You are viewing a plain text version of this content. The canonical link for it is here.
Posted to user@nutch.apache.org by Lucas Rockwell <lu...@tsw.berkeley.edu> on 2005/05/09 02:43:44 UTC
[Solved - probably] Re: Need help with URL regex
Hi again,
I think I may have it working now. Not exactly the way I want, but I
put this:
+^http://www.myorg.org/*
and
-.
and not it seems to just be picking up things from my site. But have
not tried to put the ([a-z0-9]*\.)* back in.
-lucas
On May 8, 2005, at 4:54 PM, Lucas Rockwell wrote:
> Hi all,
>
> I have look in the archive and have followed the instructions in the
> tutorial and I am still having problems limiting nutch to just my
> site.
>
> For instance, the tutorial reads:
>
> 2. Edit the file conf/crawl-urlfilter.txt and replace
> MY.DOMAIN.NAME with the name of the domain you wish to crawl. For
> example, if you wished to limit the crawl to the nutch.org domain, the
> line should read:
> +^http://([a-z0-9]*\.)*nutch.org/
>
> But when I test the above regex according to a comment in the archives
> on April 16 using:
>
> cat file-with-test-urls | nutch net/nutch/net/RegexURLFilter
>
> I get this for the output:
>
> <snip>
> +# skip URLs containing certain characters as probable queries, etc.
> --[?*!@=]
> -
> +# limit to org site only
> -+^http://([a-z0-9]*\.)*nutch.org/
> -
> +# do not accept anything else
> ++.
> </snip>
>
> So, according to to the filter test, the regex in the tutorial does
> not work.

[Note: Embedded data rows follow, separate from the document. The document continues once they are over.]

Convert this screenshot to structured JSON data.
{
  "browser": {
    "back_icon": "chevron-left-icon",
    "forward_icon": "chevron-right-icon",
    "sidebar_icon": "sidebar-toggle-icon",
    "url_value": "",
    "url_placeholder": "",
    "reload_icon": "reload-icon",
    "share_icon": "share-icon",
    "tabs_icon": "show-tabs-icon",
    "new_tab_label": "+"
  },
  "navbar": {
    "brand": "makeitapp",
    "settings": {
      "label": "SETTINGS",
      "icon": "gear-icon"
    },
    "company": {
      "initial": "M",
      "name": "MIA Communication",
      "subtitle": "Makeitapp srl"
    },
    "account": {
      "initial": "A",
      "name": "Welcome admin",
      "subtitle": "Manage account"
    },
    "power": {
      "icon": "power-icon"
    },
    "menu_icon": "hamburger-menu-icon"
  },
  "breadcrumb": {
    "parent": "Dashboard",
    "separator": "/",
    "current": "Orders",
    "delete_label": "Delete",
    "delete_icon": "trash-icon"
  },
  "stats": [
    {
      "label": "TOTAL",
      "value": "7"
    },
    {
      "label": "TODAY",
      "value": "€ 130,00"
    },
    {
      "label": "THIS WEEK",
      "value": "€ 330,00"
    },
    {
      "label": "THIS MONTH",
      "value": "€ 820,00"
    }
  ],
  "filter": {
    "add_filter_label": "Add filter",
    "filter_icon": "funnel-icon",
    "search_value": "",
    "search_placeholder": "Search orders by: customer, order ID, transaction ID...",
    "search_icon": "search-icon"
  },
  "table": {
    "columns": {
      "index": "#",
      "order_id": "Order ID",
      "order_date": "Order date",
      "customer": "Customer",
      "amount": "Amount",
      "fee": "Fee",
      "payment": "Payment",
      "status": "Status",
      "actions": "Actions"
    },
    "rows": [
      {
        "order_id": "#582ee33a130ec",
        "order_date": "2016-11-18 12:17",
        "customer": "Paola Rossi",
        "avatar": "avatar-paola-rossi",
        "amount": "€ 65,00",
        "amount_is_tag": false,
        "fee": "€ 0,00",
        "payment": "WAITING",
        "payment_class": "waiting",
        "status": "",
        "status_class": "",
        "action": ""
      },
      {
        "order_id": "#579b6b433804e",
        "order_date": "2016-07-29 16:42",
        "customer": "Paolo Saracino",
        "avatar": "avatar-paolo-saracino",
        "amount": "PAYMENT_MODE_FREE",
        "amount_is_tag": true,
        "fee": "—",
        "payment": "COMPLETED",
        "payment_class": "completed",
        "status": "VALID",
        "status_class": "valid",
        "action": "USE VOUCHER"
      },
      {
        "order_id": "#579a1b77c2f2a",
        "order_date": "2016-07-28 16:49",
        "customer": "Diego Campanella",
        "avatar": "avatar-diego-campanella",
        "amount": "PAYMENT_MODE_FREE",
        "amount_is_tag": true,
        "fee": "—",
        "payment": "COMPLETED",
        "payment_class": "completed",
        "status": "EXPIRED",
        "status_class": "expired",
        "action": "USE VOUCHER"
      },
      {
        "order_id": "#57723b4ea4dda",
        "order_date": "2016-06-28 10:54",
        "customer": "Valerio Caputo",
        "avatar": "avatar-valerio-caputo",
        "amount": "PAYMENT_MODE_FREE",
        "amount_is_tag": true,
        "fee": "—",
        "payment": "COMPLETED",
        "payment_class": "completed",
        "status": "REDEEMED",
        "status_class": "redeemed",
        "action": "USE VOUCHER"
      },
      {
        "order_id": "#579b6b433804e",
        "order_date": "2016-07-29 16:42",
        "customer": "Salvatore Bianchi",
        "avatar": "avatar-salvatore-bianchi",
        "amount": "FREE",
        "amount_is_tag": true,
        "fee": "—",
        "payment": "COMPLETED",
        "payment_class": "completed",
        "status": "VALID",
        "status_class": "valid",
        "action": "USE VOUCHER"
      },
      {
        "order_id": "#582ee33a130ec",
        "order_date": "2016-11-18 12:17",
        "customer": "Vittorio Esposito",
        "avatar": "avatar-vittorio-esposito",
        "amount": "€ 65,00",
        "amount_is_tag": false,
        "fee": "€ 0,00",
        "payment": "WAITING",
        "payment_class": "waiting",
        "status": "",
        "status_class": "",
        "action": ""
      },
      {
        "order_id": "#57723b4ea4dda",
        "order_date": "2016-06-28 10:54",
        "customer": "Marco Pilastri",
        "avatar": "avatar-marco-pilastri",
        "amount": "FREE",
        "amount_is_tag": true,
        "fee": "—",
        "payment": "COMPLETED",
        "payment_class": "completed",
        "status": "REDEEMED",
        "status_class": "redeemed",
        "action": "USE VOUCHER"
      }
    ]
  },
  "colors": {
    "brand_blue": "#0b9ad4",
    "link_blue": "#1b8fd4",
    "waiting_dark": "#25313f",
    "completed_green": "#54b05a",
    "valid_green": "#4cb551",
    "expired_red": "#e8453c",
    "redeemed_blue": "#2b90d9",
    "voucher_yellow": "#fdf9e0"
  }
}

Also, when I use Doug's example from another email
> (+^http://www.cs.princeton.edu/(people/(grad|fac)\.php)?$) I also get
> the "-" sign when I run the test. Also, the "-[?*!@=]" also gets a "-"
> sign...
>
> So, can anyone out there give me the exact syntax so that nutch will
> *only* crawl the domain (and subdomain(s)) for the site I want to
> crawl?
>
> Many thanks.
>
> -lucas
>